Potential Outcomes Framework

Question 1

What is the fundamental problem in causal inference?

Answer 1

We want to observe the outcomes of each individual under 2 concurrent experimental conditions 1) the treatment condition 2) the counterfactual condition. However it is impossible to observe this!

Question 2

What is the Individual Treatment Effect

Answer 2

If we could observe Y_i1 and Y_i0 for each individual and subtract the difference between the individual’s two outcomes.

ITE = Y_i1 - Yi0

Question 3

In an Individual Treatment Effect framework what is Y_i0 and Y_i1?

Answer 3

Y_i0 = Value of ith individual’s outcome if the individual where assigned to the treatment condition

Y_i1 = value of the ith individual’s outcome if the individual where assigned to the control condition

Question 4

What would the Average Treatment Effect equal if we could observe the Individual Treatment Effect for every individual in our population?

Answer 4

The average of all the individual ITEs

ATE = E[ Y_i1 - Y_i0]

Question 5

What does Rubin’s causal model state?

Answer 5

That it is possible to estimate the ATE when individuals have been randomly assigned to treatment (because both groups should be equal in expectation)

Question 6

What is the estimated Average Treatment Effect?

Answer 6

The difference between the average outcomes of the sample treatment and the average outcomes of the sample control groups.

Question 7

How can the estimated ATE be expressed in a regression framework?

Answer 7

E[Y_i | D = 1] = B_0 + B_1

E[Y_i | D = 0] = B_0

Question 8

What is regression?

Answer 8

A technique used to estimate the conditional expectation function for Y_i given the values of one or more other variables X_ik

Question 9

What is the population regression function?

Answer 9

The line that best fits the population distribution of (Y_i, X_i) in that it minimizes the sum of squared errors in the population

Question 10

What does the Conditional Expectation Function equal the Population Regression Function?

Answer 10

When the CEF happens to be linear (unlikely)
When there is joint normality
In saturated regression models

Question 11

The Population Regression Function is the best (blank) predictor of Y_i given X_i

Answer 11

linear

Question 12

What is B_1 in the Population Regression Function?

Answer 12

B_1 =

Cov(Y_i, X_i)
/
v(X_i)

Covariance of Y_i and X_i divided by the variance of X_i

Question 13

What is B_0 in the Population Regression Function?

Answer 13

B_0 = E[Y_i] - B_1 * E[X]

Average of Y_i minus the average of X_i multiplied by the population slope coefficient

Question 14

What is a saturated regression model?

Answer 14

A regression with discrete explanatory variables where the model includes a separate parameter for every possible combination of values taken on by the explanatory variables

Basically every dummy variable + all possible interactions between all dummy variables

Question 15

When will the Population Regression Function slope coefficient have a causal interpretation?

Answer 15

When the Conditional Expectation Function that it approximates is causal, this is true when the CEF describes bifferenes in the average potential outcomes between the treatment and control groups

Question 16

What is the counterfactual?

Answer 16

Outcome for an individual in a different state

Question 17

What is ceteris paribus?

Answer 17

The change in (expected) outcomes across states, holding all else equal

Question 18

Does the Population Regression Function always represent the Conditional Expectation Function?

Answer 18

No. The CEF tells us how the mean of y varies with X in the population. This relationship may not be linear, so the PRF estimated may not represent the CEF in all cases.

Question 19

What is the omitted variables bias formula?

Answer 19

B_s = B_1 + Pie_1 * Gamma

Pie_1 = the slope of the coefficient from a regression on the omitted variable on the included variable (the relationship between the omitted variable and the other variable in the model)

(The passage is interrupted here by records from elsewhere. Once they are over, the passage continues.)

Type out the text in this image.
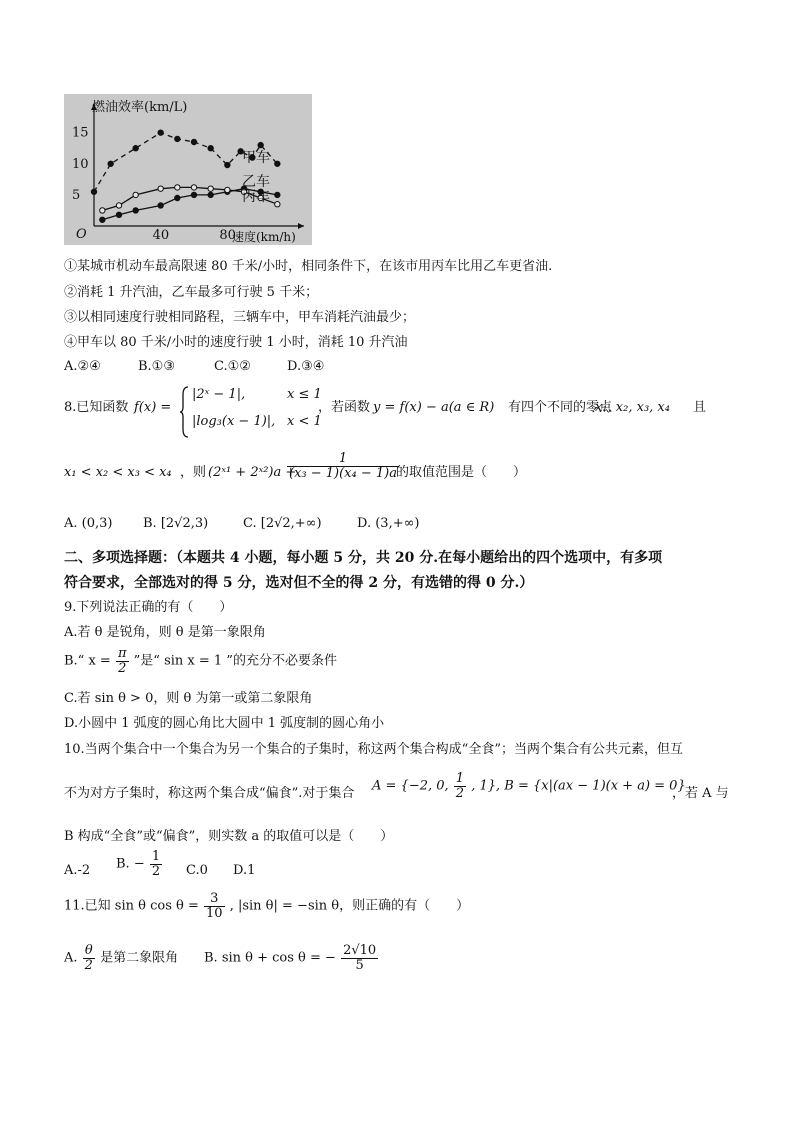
5
10
15
40	80
O
燃油效率(km/L)
速度(km/h)
甲车
乙车
丙车
①某城市机动车最高限速 80 千米/小时，相同条件下，在该市用丙车比用乙车更省油.
②消耗 1 升汽油，乙车最多可行驶 5 千米；
③以相同速度行驶相同路程，三辆车中，甲车消耗汽油最少；
④甲车以 80 千米/小时的速度行驶 1 小时，消耗 10 升汽油
A.②④	B.①③	C.①②	D.③④
8.已知函数 f(x) =
|2ˣ − 1|,	x ≤ 1
|log₃(x − 1)|, x < 1
，若函数 y = f(x) − a(a ∈ R) 有四个不同的零点
x₁, x₂, x₃, x₄ 且
x₁ < x₂ < x₃ < x₄ ，则 (2ˣ¹ + 2ˣ²)a +
$\frac{1}{\text{(x₃ − 1)(x₄ − 1)a}}$
的取值范围是（　　）
A. (0,3) B. [2√2,3)	C. [2√2,+∞)	D. (3,+∞)
二、多项选择题：（本题共 4 小题，每小题 5 分，共 20 分.在每小题给出的四个选项中，有多项
符合要求，全部选对的得 5 分，选对但不全的得 2 分，有选错的得 0 分.）
9.下列说法正确的有（　　）
A.若 θ 是锐角，则 θ 是第一象限角
B.“ $x = \frac{\pi}{2}$ ”是“ sin x = 1 ”的充分不必要条件
C.若 sin θ > 0，则 θ 为第一或第二象限角
D.小圆中 1 弧度的圆心角比大圆中 1 弧度制的圆心角小
10.当两个集合中一个集合为另一个集合的子集时，称这两个集合构成“全食”；当两个集合有公共元素，但互
不为对方子集时，称这两个集合成“偏食”.对于集合 A = {−2, 0, $\frac{1}{2}$ , 1}, B = {x|(ax − 1)(x + a) = 0}
，若 A 与
B 构成“全食”或“偏食”，则实数 a 的取值可以是（　　）
A.-2 B. − $\frac{1}{2} C.0$ D.1
11.已知 sin θ $\cos \theta = \frac{3}{10}$ , |sin θ| = −sin θ，则正确的有（　　）
A. $\frac{\theta}{2}$ 是第二象限角 B. sin θ + cos θ = − $\frac{2√10}{5}$
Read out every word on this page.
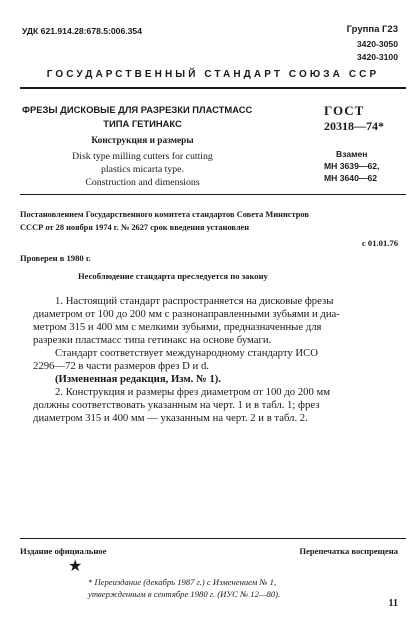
УДК 621.914.28:678.5:006.354	Группа Г23
3420-3050
3420-3100
ГОСУДАРСТВЕННЫЙ СТАНДАРТ СОЮЗА ССР
ФРЕЗЫ ДИСКОВЫЕ ДЛЯ РАЗРЕЗКИ ПЛАСТМАСС
ТИПА ГЕТИНАКС
Конструкция и размеры
Disk type milling cutters for cutting
plastics micarta type.
Construction and dimensions
ГОСТ
20318—74*
Взамен
МН 3639—62,
МН 3640—62
Постановлением Государственного комитета стандартов Совета Министров
СССР от 28 ноября 1974 г. № 2627 срок введения установлен
с 01.01.76
Проверен в 1980 г.
Несоблюдение стандарта преследуется по закону

1. Настоящий стандарт распространяется на дисковые фрезы

диаметром от 100 до 200 мм с разнонаправленными зубьями и диа-

метром 315 и 400 мм с мелкими зубьями, предназначенные для

разрезки пластмасс типа гетинакс на основе бумаги.

Стандарт соответствует международному стандарту ИСО

2296—72 в части размеров фрез D и d.

(Измененная редакция, Изм. № 1).

2. Конструкция и размеры фрез диаметром от 100 до 200 мм

должны соответствовать указанным на черт. 1 и в табл. 1; фрез

диаметром 315 и 400 мм — указанным на черт. 2 и в табл. 2.

Издание официальное	Перепечатка воспрещена
★
* Переиздание (декабрь 1987 г.) с Изменением № 1,
утвержденным в сентябре 1980 г. (ИУС № 12—80).
11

Gamma = the slope coefficient of the omitted variable in the “long” regression where you do not have omitted variable bias

Question 20

Why can you not test whether the error term is correlated with an included covariate?

Answer 20

Because by construction, OLS models chose an intercept and a slope such that Xi is uncorrelated with the estimated hat_Epislon_i

C( hat_Epsilon_i, x_i ) = 0 mathematically

Question 21

Why does a randomized experiment ensure that E[ Epislon_i | X ] = 0

Answer 21

Because treatment level is distributed independently of any other determinants of the outcome

Random assignment ensures that other characteristics that might influence an outcome are randomly, and equally distributed between participants in the treatment and control groups.

Question 22

Is it a problem if characteristics are not equally distributed between participants in the treatment and control groups in the sample?

Answer 22

No. What is important is that potential members of the treatment and control group are identical on all observable and unobservable dimensions on average in the population

Due to idiosyncrasies in sampling the actual treatment and control groups may differ slightly on observable and unobservable dimensions but such idiosyncrasies are accounted for in the margin of error built into the statistical analysis

Question 23

What is selection bias/omitted variable bias?

Answer 23

Difference in potential outcomes (under no treatment) between those who get treated and those who dont

Question 24

An estimator is unbiased if

Answer 24

E[ hat_Beta_1 ] = Beta_1

The estimated parameter equals the population parameter

Question 25

An estimator is efficient (precise) if

Answer 25

It has the lowest variance of all unbiased estimators